La nuit venue, Jean se mit à monter la garde ; mais sa grand’mère à peine endormie se réveilla en sursaut et s’écria :

— As-tu tué le voleur ?

— Non, grand’mère ; il n’est venu personne.

— Ah ! dit-elle, j’avais pourtant cru en entendre un rouler par terre.

Tous les jours ils prenaient chacun une pièce d’or ; mais ils ne pouvaient en avoir une seconde.

Cependant Jean des Merveilles entendit parler de la fille du roi qui avait été enlevée et transportée dans une île de la mer ; le roi promettait de la donner en mariage à celui qui réussirait à la délivrer ; beaucoup de navires étaient partis pour tenter l’aventure, mais aucun n’était revenu.

Jean dit à sa grand’mère :

— Je voudrais bien aller délivrer la fille du roi ; je pense que je pourrai le faire à l’aide de ma coque de noix, et cela nous vaudrait mieux que ce coffre plein d’or où nous ne pouvons prendre qu’une pièce à la fois.

La grand’mère y consentit, et Jean dit :

— Coffre d’or, redeviens coque de noix.

Cela s’accomplit à la minute ; Jean ramassa la coque dans sa poche, et quand il arriva sur le bord de la mer, il la mit à l’eau et dit :

— Coque de noix, deviens un beau navire bien maté, bien gréé, avec deux batteries, et des canonniers et des gabiers qui m’obéissent à la parole.

Aussitôt il vit un beau navire avec deux rangées de canons, qui masquait ses voiles comme pour attendre quelqu’un, et près du rivage, il y avait une baleinière toute dorée.
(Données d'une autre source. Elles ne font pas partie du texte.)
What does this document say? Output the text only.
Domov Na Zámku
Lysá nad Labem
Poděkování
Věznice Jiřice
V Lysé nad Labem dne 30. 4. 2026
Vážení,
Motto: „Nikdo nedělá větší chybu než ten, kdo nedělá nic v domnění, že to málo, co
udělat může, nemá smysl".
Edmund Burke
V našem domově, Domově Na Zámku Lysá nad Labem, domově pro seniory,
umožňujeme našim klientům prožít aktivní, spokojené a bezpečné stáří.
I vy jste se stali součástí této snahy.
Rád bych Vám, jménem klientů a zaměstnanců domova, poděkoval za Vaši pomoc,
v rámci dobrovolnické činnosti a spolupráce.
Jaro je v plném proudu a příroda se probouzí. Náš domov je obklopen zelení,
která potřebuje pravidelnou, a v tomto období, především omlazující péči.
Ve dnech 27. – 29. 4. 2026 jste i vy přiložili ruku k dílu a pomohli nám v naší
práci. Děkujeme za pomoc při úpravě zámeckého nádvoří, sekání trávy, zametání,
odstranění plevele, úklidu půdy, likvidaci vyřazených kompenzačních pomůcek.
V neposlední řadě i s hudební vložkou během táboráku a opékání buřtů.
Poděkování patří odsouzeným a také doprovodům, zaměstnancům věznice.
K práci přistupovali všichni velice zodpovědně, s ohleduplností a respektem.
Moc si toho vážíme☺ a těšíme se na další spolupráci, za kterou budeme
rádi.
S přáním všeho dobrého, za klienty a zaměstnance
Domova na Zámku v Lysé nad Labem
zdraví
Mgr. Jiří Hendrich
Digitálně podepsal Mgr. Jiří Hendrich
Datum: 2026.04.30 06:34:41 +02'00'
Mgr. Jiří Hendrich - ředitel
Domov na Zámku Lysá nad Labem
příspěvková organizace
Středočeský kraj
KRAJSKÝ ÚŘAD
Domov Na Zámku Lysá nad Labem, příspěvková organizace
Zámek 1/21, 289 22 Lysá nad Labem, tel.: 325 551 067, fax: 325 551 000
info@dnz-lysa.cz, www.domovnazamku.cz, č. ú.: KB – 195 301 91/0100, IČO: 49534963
Jean s’y embarqua, et aussitôt les hommes qui la montaient se mirent à nager aussi bien que les meilleurs canotiers de la flotte. Quand il arriva à bord du navire, l’équipage était rangé sur la lisse pour le recevoir : aucun des hommes ne parlait ; mais ils lui obéissaient à la minute.

Il leur ordonna de conduire le vaisseau où la princesse était prisonnière ; aussitôt le navire déploya ses voiles et se mit en route, avant, tribord et babord, et il marchait comme le vent. Ils furent trois jours sans voir aucune terre ; le quatrième, ils aperçurent une île à perte de vue, et ils mirent le cap dessus. Comme Jean des Merveilles en approchait, il vit un navire, deux navires, trois navires ; il en compta jusqu’à quinze qui étaient auprès de l’île ; l’un d’eux s’avança vers lui. Il commanda la manœuvre à ses hommes ; mais, comme son navire n’avait pas hissé son pavillon, le corsaire qui venait à sa rencontre tira deux coups à blanc, puis un troisième à boulet.

— Ah ! commanda Jean des Merveilles, chargez la moitié des canons avec des boulets et l’autre moitié avec de la mitraille, et puis feu partout.

Mais ses hommes ne bougeaient pas, et il était si en colère que, de rage, il se serait bien roulé par terre. Le corsaire arriva et ses hommes sautèrent à l’abordage ; mais les matelots de Jean les laissaient monter à bord sans même essayer de leur résister.

Quand il vit cela, il songea à son pouvoir et dit :

— Coque de noix, deviens un petit navire où il y ait seulement place pour moi, et tire-moi de ce mauvais pas.

Aussitôt il se trouva dans une petite chaloupe, et les matelots qui étaient à bord se noyèrent ; au même instant le chef des corsaires, qui était l’ennemi de la fée qui avait donné la coque de noix à Jean des Merveilles, fut changé en un gros chat noir qui lui dit :

— Tu as cent ans à être prince, et moi cent ans à rester chat.

Jean des Merveilles aborda à l’île : il délivra la princesse, et ordonna à son petit bateau de se changer en un beau navire. Il monta à bord avec la princesse, et fit un heureux voyage ; quand il arriva à Paris, le roi fut bien content de le voir et il lui donna sa fille en mariage.

Il y eut à cette occasion des noces si copieuses que le lendemain sur toutes les routes on voyait des invités égaillés sur les mètres (tas) de pierres et ronflant comme des bienheureux.


Conté en 1880, par Joseph Macé, de Saint-Cast, mousse, âgé de quinze ans.